Last week I was watching a(nother) emergency-services documentary, “8 minutes to disaster“, charting the trials and tribulations of an ambulance crew around Reading. The titular time-frame refers to the central mandated target (grumble government bureaucracy grumble) of how long the crews have between receiving a top-priority call and getting to the scene of the incident. In amongst much of the usual diabolical behaviour of drunken idiots in proximity to the NHS, there was one scene in particular that struck me. Mainly because I see most things through an OpenStreetMap filter nowadays, but…
The ambulance crew were responding to one such high-priority call, to respond to house 54 on a street of which I can’t remember the name. They had been told it had a brown door, and when they found house 53 with the other half of the semi having a brown door, they jumped out and started pounding on it. A few seconds later a neighbour helpfully pointed out that it was an unmarked “53a”, so they jumped in the ambulance, and set off again. Finding house 54 further down the street, they again jumped out, but the wrong colour on the door gave the first indication they were now on the wrong street, so jumping back in the ambulance and taking the other fork in the road got them to the correct house 54, with a brown door, and when they finally got to the patient, he was dead.
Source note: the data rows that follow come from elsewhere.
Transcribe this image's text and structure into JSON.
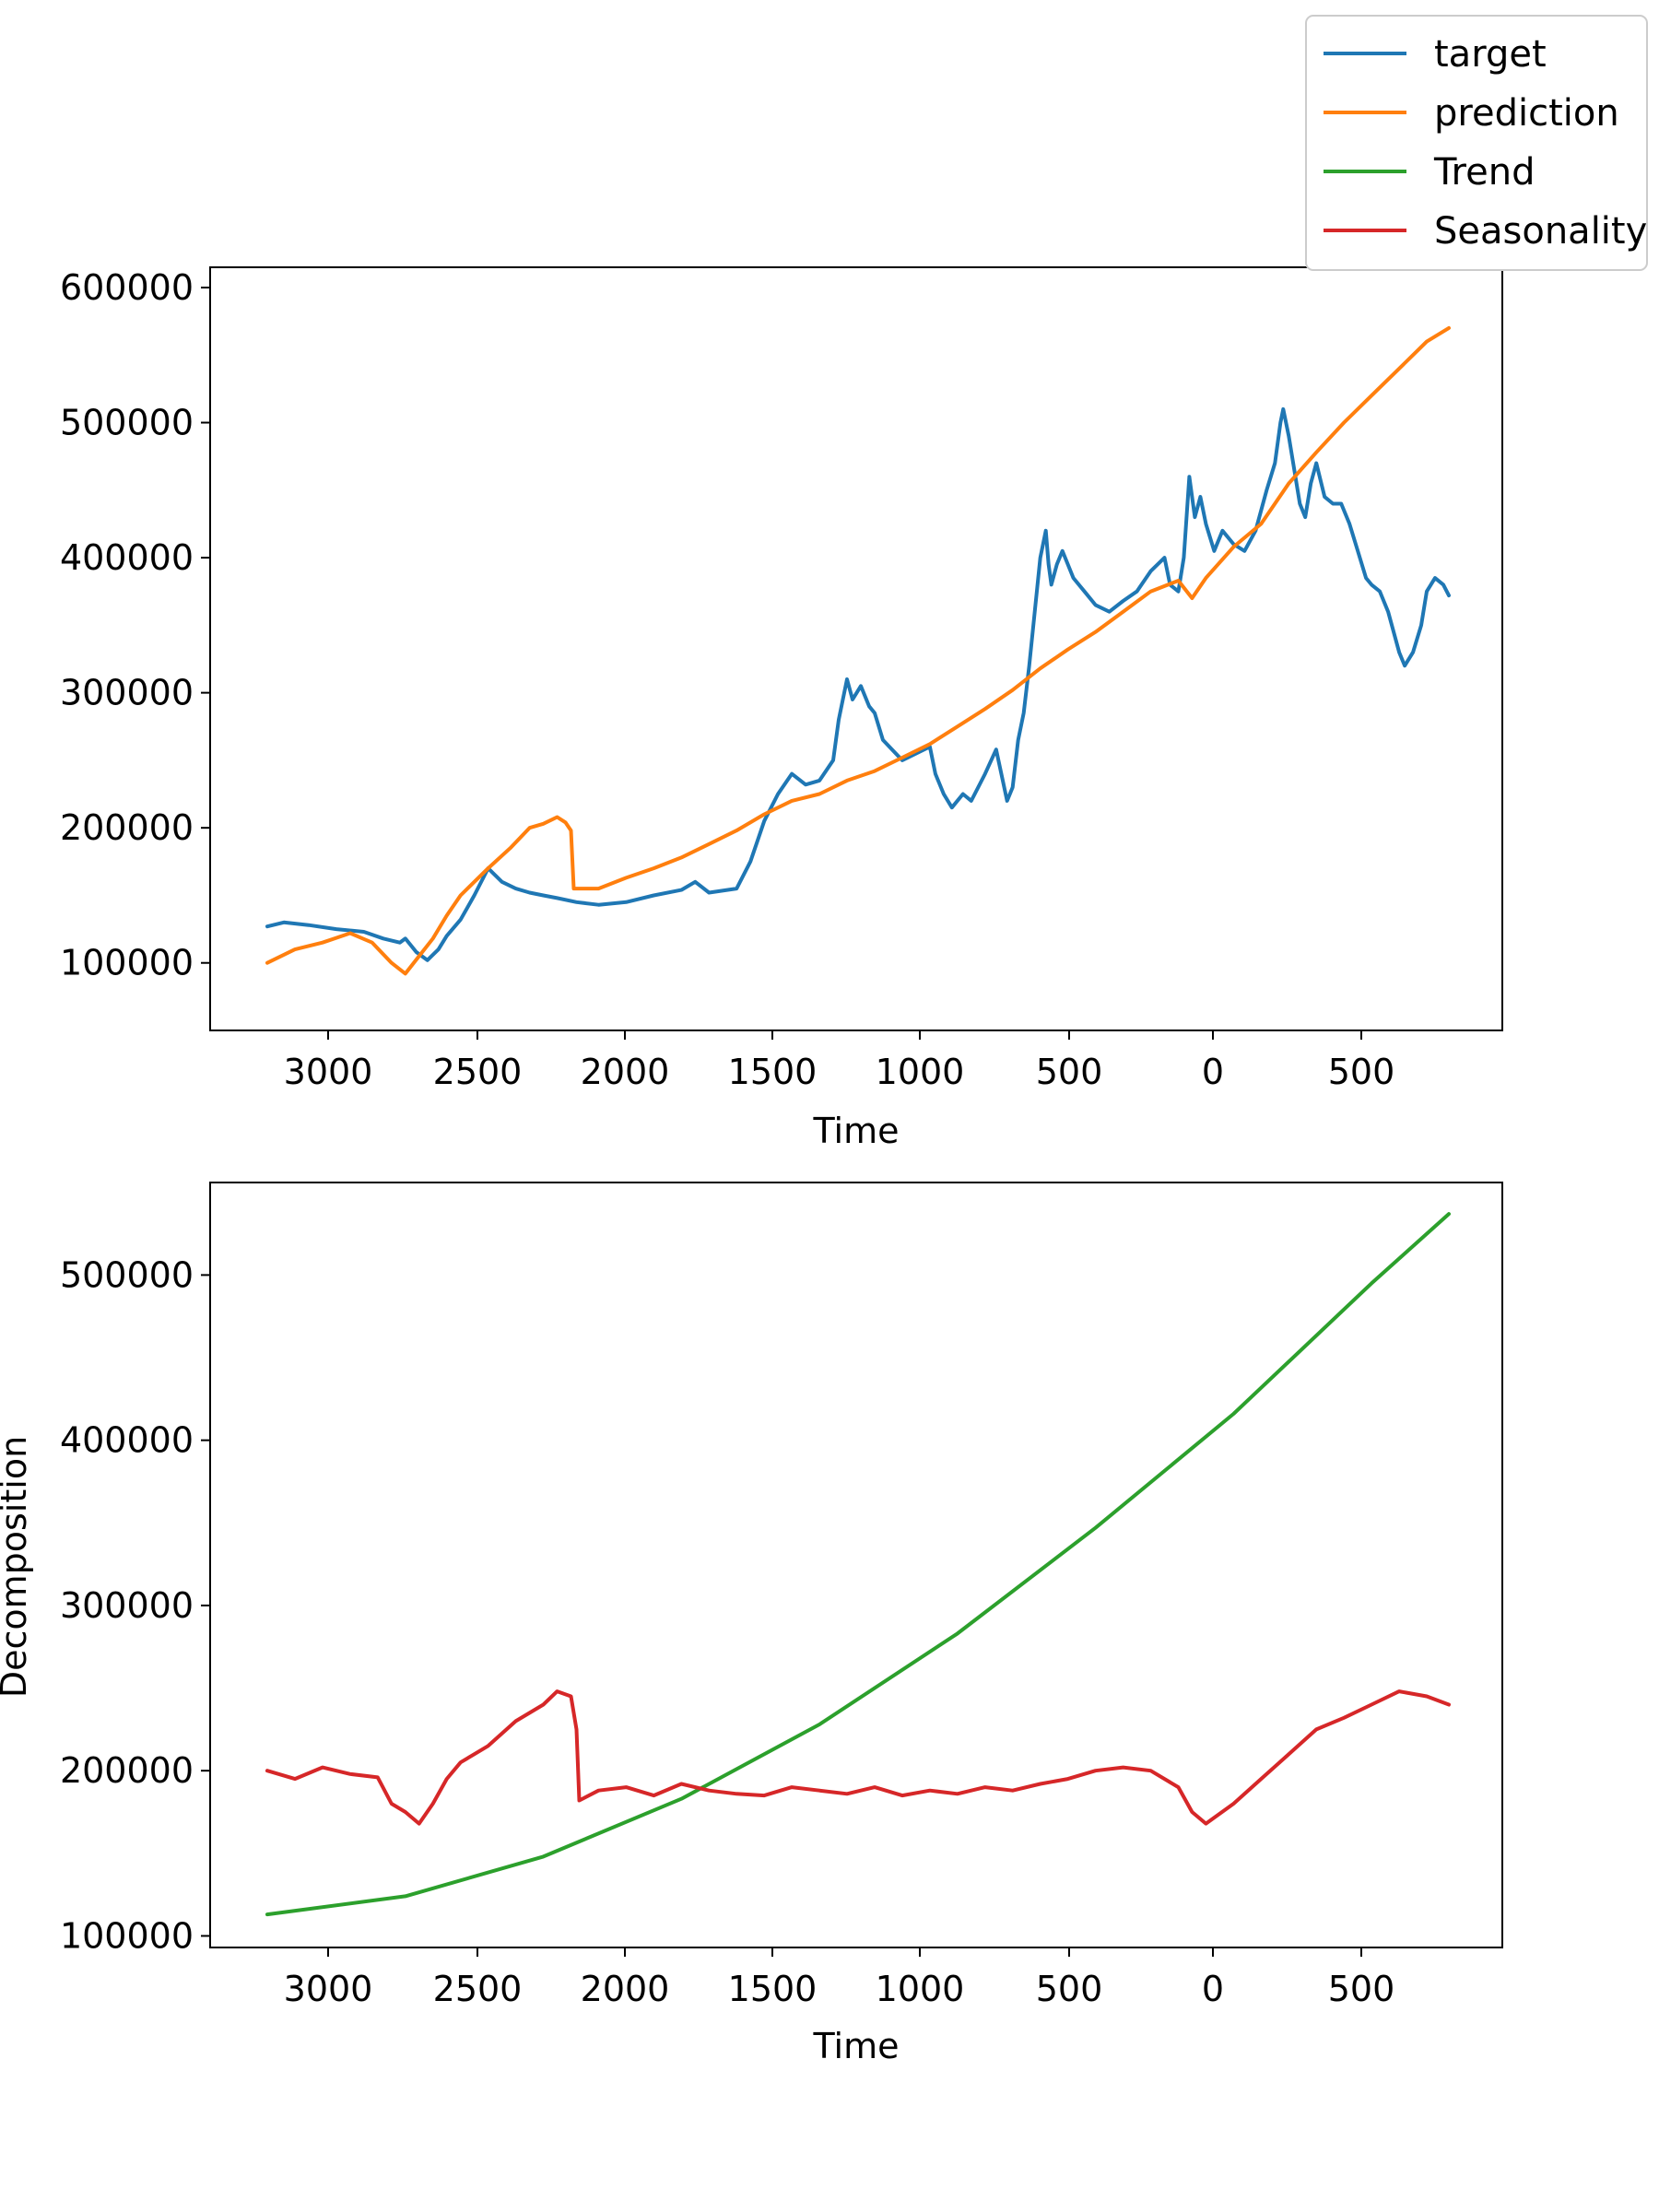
{
  "chart_data": [
    {
      "type": "line",
      "xlabel": "Time",
      "ylabel": "",
      "x_tick_labels": [
        "3000",
        "2500",
        "2000",
        "1500",
        "1000",
        "500",
        "0",
        "500"
      ],
      "y_tick_labels": [
        "100000",
        "200000",
        "300000",
        "400000",
        "500000",
        "600000"
      ],
      "y_ticks": [
        100000,
        200000,
        300000,
        400000,
        500000,
        600000
      ],
      "ylim": [
        50000,
        615000
      ],
      "grid": false,
      "series": [
        {
          "name": "target",
          "color": "#1f77b4",
          "points": [
            [
              0,
              127000
            ],
            [
              60,
              130000
            ],
            [
              150,
              128000
            ],
            [
              250,
              125000
            ],
            [
              350,
              123000
            ],
            [
              420,
              118000
            ],
            [
              480,
              115000
            ],
            [
              500,
              118000
            ],
            [
              540,
              108000
            ],
            [
              580,
              102000
            ],
            [
              620,
              110000
            ],
            [
              650,
              120000
            ],
            [
              700,
              132000
            ],
            [
              750,
              150000
            ],
            [
              800,
              170000
            ],
            [
              850,
              160000
            ],
            [
              900,
              155000
            ],
            [
              950,
              152000
            ],
            [
              1000,
              150000
            ],
            [
              1050,
              148000
            ],
            [
              1120,
              145000
            ],
            [
              1200,
              143000
            ],
            [
              1300,
              145000
            ],
            [
              1400,
              150000
            ],
            [
              1500,
              154000
            ],
            [
              1550,
              160000
            ],
            [
              1600,
              152000
            ],
            [
              1700,
              155000
            ],
            [
              1750,
              175000
            ],
            [
              1800,
              205000
            ],
            [
              1850,
              225000
            ],
            [
              1900,
              240000
            ],
            [
              1950,
              232000
            ],
            [
              2000,
              235000
            ],
            [
              2050,
              250000
            ],
            [
              2070,
              280000
            ],
            [
              2090,
              300000
            ],
            [
              2100,
              310000
            ],
            [
              2120,
              295000
            ],
            [
              2150,
              305000
            ],
            [
              2180,
              290000
            ],
            [
              2200,
              285000
            ],
            [
              2230,
              265000
            ],
            [
              2300,
              250000
            ],
            [
              2350,
              255000
            ],
            [
              2400,
              260000
            ],
            [
              2420,
              240000
            ],
            [
              2450,
              225000
            ],
            [
              2480,
              215000
            ],
            [
              2520,
              225000
            ],
            [
              2550,
              220000
            ],
            [
              2600,
              240000
            ],
            [
              2640,
              258000
            ],
            [
              2680,
              220000
            ],
            [
              2700,
              230000
            ],
            [
              2720,
              265000
            ],
            [
              2740,
              285000
            ],
            [
              2760,
              320000
            ],
            [
              2780,
              360000
            ],
            [
              2800,
              400000
            ],
            [
              2820,
              420000
            ],
            [
              2830,
              395000
            ],
            [
              2840,
              380000
            ],
            [
              2860,
              395000
            ],
            [
              2880,
              405000
            ],
            [
              2920,
              385000
            ],
            [
              2960,
              375000
            ],
            [
              3000,
              365000
            ],
            [
              3050,
              360000
            ],
            [
              3100,
              368000
            ],
            [
              3150,
              375000
            ],
            [
              3200,
              390000
            ],
            [
              3250,
              400000
            ],
            [
              3270,
              380000
            ],
            [
              3300,
              375000
            ],
            [
              3320,
              400000
            ],
            [
              3340,
              460000
            ],
            [
              3360,
              430000
            ],
            [
              3380,
              445000
            ],
            [
              3400,
              425000
            ],
            [
              3430,
              405000
            ],
            [
              3460,
              420000
            ],
            [
              3500,
              410000
            ],
            [
              3540,
              405000
            ],
            [
              3580,
              420000
            ],
            [
              3620,
              450000
            ],
            [
              3650,
              470000
            ],
            [
              3670,
              500000
            ],
            [
              3680,
              510000
            ],
            [
              3700,
              490000
            ],
            [
              3720,
              465000
            ],
            [
              3740,
              440000
            ],
            [
              3760,
              430000
            ],
            [
              3780,
              455000
            ],
            [
              3800,
              470000
            ],
            [
              3830,
              445000
            ],
            [
              3860,
              440000
            ],
            [
              3890,
              440000
            ],
            [
              3920,
              425000
            ],
            [
              3950,
              405000
            ],
            [
              3980,
              385000
            ],
            [
              4000,
              380000
            ],
            [
              4030,
              375000
            ],
            [
              4060,
              360000
            ],
            [
              4080,
              345000
            ],
            [
              4100,
              330000
            ],
            [
              4120,
              320000
            ],
            [
              4150,
              330000
            ],
            [
              4180,
              350000
            ],
            [
              4200,
              375000
            ],
            [
              4230,
              385000
            ],
            [
              4260,
              380000
            ],
            [
              4280,
              372000
            ]
          ]
        },
        {
          "name": "prediction",
          "color": "#ff7f0e",
          "points": [
            [
              0,
              100000
            ],
            [
              100,
              110000
            ],
            [
              200,
              115000
            ],
            [
              300,
              122000
            ],
            [
              380,
              115000
            ],
            [
              450,
              100000
            ],
            [
              500,
              92000
            ],
            [
              550,
              105000
            ],
            [
              600,
              118000
            ],
            [
              650,
              135000
            ],
            [
              700,
              150000
            ],
            [
              800,
              170000
            ],
            [
              880,
              185000
            ],
            [
              950,
              200000
            ],
            [
              1000,
              203000
            ],
            [
              1050,
              208000
            ],
            [
              1080,
              204000
            ],
            [
              1100,
              198000
            ],
            [
              1110,
              155000
            ],
            [
              1200,
              155000
            ],
            [
              1300,
              163000
            ],
            [
              1400,
              170000
            ],
            [
              1500,
              178000
            ],
            [
              1600,
              188000
            ],
            [
              1700,
              198000
            ],
            [
              1800,
              210000
            ],
            [
              1900,
              220000
            ],
            [
              2000,
              225000
            ],
            [
              2100,
              235000
            ],
            [
              2200,
              242000
            ],
            [
              2300,
              252000
            ],
            [
              2400,
              262000
            ],
            [
              2500,
              275000
            ],
            [
              2600,
              288000
            ],
            [
              2700,
              302000
            ],
            [
              2800,
              318000
            ],
            [
              2900,
              332000
            ],
            [
              3000,
              345000
            ],
            [
              3100,
              360000
            ],
            [
              3200,
              375000
            ],
            [
              3300,
              383000
            ],
            [
              3350,
              370000
            ],
            [
              3400,
              385000
            ],
            [
              3500,
              408000
            ],
            [
              3600,
              425000
            ],
            [
              3700,
              455000
            ],
            [
              3800,
              478000
            ],
            [
              3900,
              500000
            ],
            [
              4000,
              520000
            ],
            [
              4100,
              540000
            ],
            [
              4200,
              560000
            ],
            [
              4280,
              570000
            ]
          ]
        }
      ]
    },
    {
      "type": "line",
      "xlabel": "Time",
      "ylabel": "Decomposition",
      "x_tick_labels": [
        "3000",
        "2500",
        "2000",
        "1500",
        "1000",
        "500",
        "0",
        "500"
      ],
      "y_tick_labels": [
        "100000",
        "200000",
        "300000",
        "400000",
        "500000"
      ],
      "y_ticks": [
        100000,
        200000,
        300000,
        400000,
        500000
      ],
      "ylim": [
        93000,
        556000
      ],
      "grid": false,
      "series": [
        {
          "name": "Trend",
          "color": "#2ca02c",
          "points": [
            [
              0,
              113000
            ],
            [
              500,
              124000
            ],
            [
              1000,
              148000
            ],
            [
              1500,
              183000
            ],
            [
              2000,
              228000
            ],
            [
              2500,
              283000
            ],
            [
              3000,
              347000
            ],
            [
              3500,
              416000
            ],
            [
              4000,
              495000
            ],
            [
              4280,
              537000
            ]
          ]
        },
        {
          "name": "Seasonality",
          "color": "#d62728",
          "points": [
            [
              0,
              200000
            ],
            [
              100,
              195000
            ],
            [
              200,
              202000
            ],
            [
              300,
              198000
            ],
            [
              400,
              196000
            ],
            [
              450,
              180000
            ],
            [
              500,
              175000
            ],
            [
              550,
              168000
            ],
            [
              600,
              180000
            ],
            [
              650,
              195000
            ],
            [
              700,
              205000
            ],
            [
              800,
              215000
            ],
            [
              900,
              230000
            ],
            [
              1000,
              240000
            ],
            [
              1050,
              248000
            ],
            [
              1100,
              245000
            ],
            [
              1120,
              225000
            ],
            [
              1130,
              182000
            ],
            [
              1200,
              188000
            ],
            [
              1300,
              190000
            ],
            [
              1400,
              185000
            ],
            [
              1500,
              192000
            ],
            [
              1600,
              188000
            ],
            [
              1700,
              186000
            ],
            [
              1800,
              185000
            ],
            [
              1900,
              190000
            ],
            [
              2000,
              188000
            ],
            [
              2100,
              186000
            ],
            [
              2200,
              190000
            ],
            [
              2300,
              185000
            ],
            [
              2400,
              188000
            ],
            [
              2500,
              186000
            ],
            [
              2600,
              190000
            ],
            [
              2700,
              188000
            ],
            [
              2800,
              192000
            ],
            [
              2900,
              195000
            ],
            [
              3000,
              200000
            ],
            [
              3100,
              202000
            ],
            [
              3200,
              200000
            ],
            [
              3300,
              190000
            ],
            [
              3350,
              175000
            ],
            [
              3400,
              168000
            ],
            [
              3500,
              180000
            ],
            [
              3600,
              195000
            ],
            [
              3700,
              210000
            ],
            [
              3800,
              225000
            ],
            [
              3900,
              232000
            ],
            [
              4000,
              240000
            ],
            [
              4100,
              248000
            ],
            [
              4200,
              245000
            ],
            [
              4280,
              240000
            ]
          ]
        }
      ]
    }
  ],
  "legend": {
    "placement": "top-right",
    "entries": [
      {
        "label": "target",
        "color": "#1f77b4"
      },
      {
        "label": "prediction",
        "color": "#ff7f0e"
      },
      {
        "label": "Trend",
        "color": "#2ca02c"
      },
      {
        "label": "Seasonality",
        "color": "#d62728"
      }
    ]
  }
}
Now admittedly the patient in question had been dead for a few days, so 3 minutes of faffing around didn’t cause him any significant ill effects, but when the first scene of the program was a man quite literally bleeding out, it shows such things can make all the difference. And I was surprised that the crew didn’t have some massively overcomplicated, Accenture-procured multi-million pound GPS system that had house numbers built in. Actually, now I think about it, it’s probably best they didn’t – having been involved in the periphery of a few NHS IT projects, I can say they are the best way yet conceived of turning gob-smackingly large amounts of taxpayers money into things that simply just don’t work. So these paramedics are probably better off with a consumer device that other consumers have willingly chosen to pay for with their own hard-earned cash, rather than involving bureaucrats, even though it can’t help them find particular houses in a timely manner. I’ve seen similar issues on other emergency-services documentaries – police getting stuck in housing estates due to barriers simply not on their commercial GPSes.
So the OpenStreetMap tie-in comes from having spent the last few weeks starting to look into what comes next for OpenStreetMap after we’ve mapped every road, pub and cycle route in the country (hey, what seemed wildly ambitious just two years ago is becoming increasing routinely anticipated), and what’s technically known as “Addressing” is part of that. It involves taking things one step further than just knowing where each road is, and getting to the point where we know where each house on each road is. Now that’s a whole lot of work, but in bits and pieces across Europe OSM volunteers are starting to try things out. Dave has made a start around our area – see his sketch above – which is made up of fiendishly complex blocks of flats and Matt has done some stuff near our office. Frederik and Jochen from GeoFabrik have even made a tool for helping spot mistakes in the data. There’s a lot of potential here, but a lot of hard work, but with everything in OSM it’s a case of when, not if.
So here’s hoping that in the next year or two we’ll see consumer devices working from the world’s best global community-generated open-source mapping-cum-routing-come-addressing-cum-everything-else dataset, helping ambulance drivers (and pizza delivery guys, for that matter) from here to, well, everywhere. And maybe it’ll be only a few years between us saying “OpenStreetMap is pretty accurate, but I wouldn’t use it for routing ambulances” to saying “OpenStreetMap is pretty accurate, especially for routing ambulances”. It’ll be awesome.